Data Specification
LicenseLynx stores license data in two formats: individual license files (source of truth, editable) and a merged mapping file ( generated, used by libraries and the web endpoint).
Individual License Files
Each license has its own JSON file in the data/ folder, named after its canonical identifier.
{
"canonical": {
"id": "GPL-3.0-only",
"src": "spdx"
},
"aliases": {
"spdx": [
"GNU General Public License v3.0 only",
"GPL-3.0"
],
"custom": [
"GENERAL PUBLIC LICENSE, version 3 (GPL-3.0)",
"GPL v3"
],
"osi": [
"GNU General Public License, Version 3.0"
],
"scancodeLicensedb": [
"GNU General Public License 3.0",
"gpl-3.0"
],
"pypi": [
"License :: GNU General Public License v3",
"License :: OSI Approved :: GPLv3"
]
},
"rejected": [],
"risky": [
"gpl3"
],
"isMajorVersionOnly": true
}
Fields
| Field | Type | Description |
|---|---|---|
canonical |
object |
Contains the canonical id and its src. |
canonical.id |
string |
The canonical license identifier. Must equal the filename (without .json). |
canonical.src |
string |
Origin of the canonical name (see Data Sources). |
aliases |
object |
Known alternative names, grouped by source key. |
aliases.spdx |
string[] |
Names from the SPDX license list (full names, deprecated IDs). |
aliases.scancodeLicensedb |
string[] |
Names from ScanCode LicenseDB (keys, full names, LicenseRef- identifiers). |
aliases.pypi |
string[] |
PyPI classifier strings (e.g., "License :: OSI Approved :: MIT License"). |
aliases.osi |
string[] |
Names from the OSI license list. |
aliases.custom |
string[] |
Community-contributed aliases. This is where your contributions go. |
rejected |
string[] |
Strings explicitly excluded from mapping. These will never resolve to this license. |
risky |
string[] |
Ambiguous strings that could plausibly map here but lack certainty. Only returned when the caller opts in. |
isMajorVersionOnly |
boolean |
Whether the canonical identifier has only a major version, relevant for the version matching validation. |
For validation rules applied to these files, see Data Validation. For how external sources populate these alias groups, see Automated Data Retrieval.
isMajorVersionOnly
This flag is only relevant for canonical identifiers with exactly one version token such as Apache-2.0 or GPL-3.0-only.

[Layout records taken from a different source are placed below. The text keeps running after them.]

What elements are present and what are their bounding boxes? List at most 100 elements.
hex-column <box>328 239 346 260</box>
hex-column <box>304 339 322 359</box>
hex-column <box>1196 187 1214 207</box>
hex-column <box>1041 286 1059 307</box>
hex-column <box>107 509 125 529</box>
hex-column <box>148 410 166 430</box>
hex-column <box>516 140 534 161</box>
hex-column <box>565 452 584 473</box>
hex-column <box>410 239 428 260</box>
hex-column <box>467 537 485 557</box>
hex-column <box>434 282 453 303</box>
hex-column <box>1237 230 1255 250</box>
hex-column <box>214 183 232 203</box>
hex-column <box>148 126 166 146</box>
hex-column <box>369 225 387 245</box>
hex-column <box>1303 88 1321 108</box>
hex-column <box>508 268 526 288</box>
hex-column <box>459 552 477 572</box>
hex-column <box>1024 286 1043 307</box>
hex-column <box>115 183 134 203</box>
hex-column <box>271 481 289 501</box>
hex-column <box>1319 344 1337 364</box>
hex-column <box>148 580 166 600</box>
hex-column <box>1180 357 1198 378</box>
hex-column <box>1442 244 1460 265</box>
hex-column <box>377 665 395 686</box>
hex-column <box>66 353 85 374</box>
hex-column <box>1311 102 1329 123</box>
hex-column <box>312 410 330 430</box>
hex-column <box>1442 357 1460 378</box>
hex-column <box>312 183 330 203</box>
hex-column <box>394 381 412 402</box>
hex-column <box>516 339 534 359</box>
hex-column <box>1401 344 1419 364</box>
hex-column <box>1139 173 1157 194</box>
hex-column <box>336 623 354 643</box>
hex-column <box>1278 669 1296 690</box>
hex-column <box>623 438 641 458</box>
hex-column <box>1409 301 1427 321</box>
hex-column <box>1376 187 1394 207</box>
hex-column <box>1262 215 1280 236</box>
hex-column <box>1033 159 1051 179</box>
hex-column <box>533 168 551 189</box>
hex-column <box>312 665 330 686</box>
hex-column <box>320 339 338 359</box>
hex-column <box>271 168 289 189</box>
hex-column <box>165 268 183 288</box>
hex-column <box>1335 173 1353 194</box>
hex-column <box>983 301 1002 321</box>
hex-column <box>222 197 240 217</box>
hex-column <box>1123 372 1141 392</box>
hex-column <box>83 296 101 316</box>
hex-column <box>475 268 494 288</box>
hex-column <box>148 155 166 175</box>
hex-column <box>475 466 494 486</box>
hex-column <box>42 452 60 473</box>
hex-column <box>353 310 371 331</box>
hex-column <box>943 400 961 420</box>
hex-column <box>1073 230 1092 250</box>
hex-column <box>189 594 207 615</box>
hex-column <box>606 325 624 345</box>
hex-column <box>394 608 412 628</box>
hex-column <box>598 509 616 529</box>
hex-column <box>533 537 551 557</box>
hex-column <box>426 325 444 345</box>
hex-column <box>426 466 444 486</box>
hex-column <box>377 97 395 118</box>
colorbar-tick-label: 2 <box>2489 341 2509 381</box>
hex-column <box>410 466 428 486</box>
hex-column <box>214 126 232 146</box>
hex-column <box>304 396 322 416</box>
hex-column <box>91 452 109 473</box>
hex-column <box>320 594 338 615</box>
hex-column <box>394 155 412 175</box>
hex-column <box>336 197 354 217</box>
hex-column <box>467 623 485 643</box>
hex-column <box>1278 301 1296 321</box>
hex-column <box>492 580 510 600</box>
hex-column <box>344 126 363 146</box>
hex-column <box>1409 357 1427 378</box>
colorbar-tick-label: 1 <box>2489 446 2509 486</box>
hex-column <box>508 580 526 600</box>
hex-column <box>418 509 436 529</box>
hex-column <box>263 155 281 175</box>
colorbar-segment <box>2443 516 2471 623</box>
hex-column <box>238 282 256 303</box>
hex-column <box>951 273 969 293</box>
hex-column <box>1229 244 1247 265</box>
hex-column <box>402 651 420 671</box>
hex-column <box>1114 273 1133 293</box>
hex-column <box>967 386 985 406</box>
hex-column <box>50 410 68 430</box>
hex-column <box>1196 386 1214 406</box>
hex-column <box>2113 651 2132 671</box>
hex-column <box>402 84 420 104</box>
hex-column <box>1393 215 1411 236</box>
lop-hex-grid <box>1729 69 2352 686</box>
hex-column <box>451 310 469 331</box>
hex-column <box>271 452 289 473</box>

truemeans this major version is unique within its license family.falsemeans there are multiple canonical identifiers with the same major version in that family.
The validator determines this by grouping licenses by base name and comparing their major version numbers. This affects how strict the alias version matching can be.
Merged Mapping File
The build pipeline merges all individual files into a single merged_data.json with the following structure:
{
"stableMap": {
"MIT": {
"id": "MIT",
"src": "spdx"
},
"MIT License": {
"id": "MIT",
"src": "spdx"
},
"mit": {
"id": "MIT",
"src": "scancode-licensedb"
},
...
},
"riskyMap": {
"gpl3": {
"id": "GPL-3.0-only",
"src": "spdx"
},
...
},
"siemens": {
"SISL-1.4": {
"id": "SISL-1.4",
"src": "siemens"
},
...
}
}
Top-Level Keys
| Key | Description |
|---|---|
stableMap |
All aliases from every license file. This is the default lookup target. |
riskyMap |
All risky entries from every license file. Only queried when opted in. |
<org> (e.g., siemens) |
Organization-specific license mappings. |
Entry Format
Each entry in any map is keyed by the alias string and contains:
| Field | Type | Description |
|---|---|---|
id |
string |
The canonical license identifier this alias resolves to. |
src |
string |
The source of the canonical name. |
Data Sources
| Source | src value |
Description |
|---|---|---|
| SPDX License List | "spdx" |
The primary source. SPDX ID is used as canonical name. |
| ScanCode LicenseDB | "scancode-licensedb" |
Fallback when no SPDX entry exists. ScanCode key becomes canonical name. |
| OSI License List | N/A | Used to enrich existing entries with additional aliases. Does not define canonical names. |
| PyPI Classifiers | N/A | License classifier strings from PyPI packages. Does not define canonical names. |
| Custom/Community | "custom" |
Community-contributed aliases added to the custom list. |
| Organizations | e.g., "siemens" |
Organization-maintained internal licenses. |
For the retrieval scripts behind the automated sources, see Automated Data Retrieval.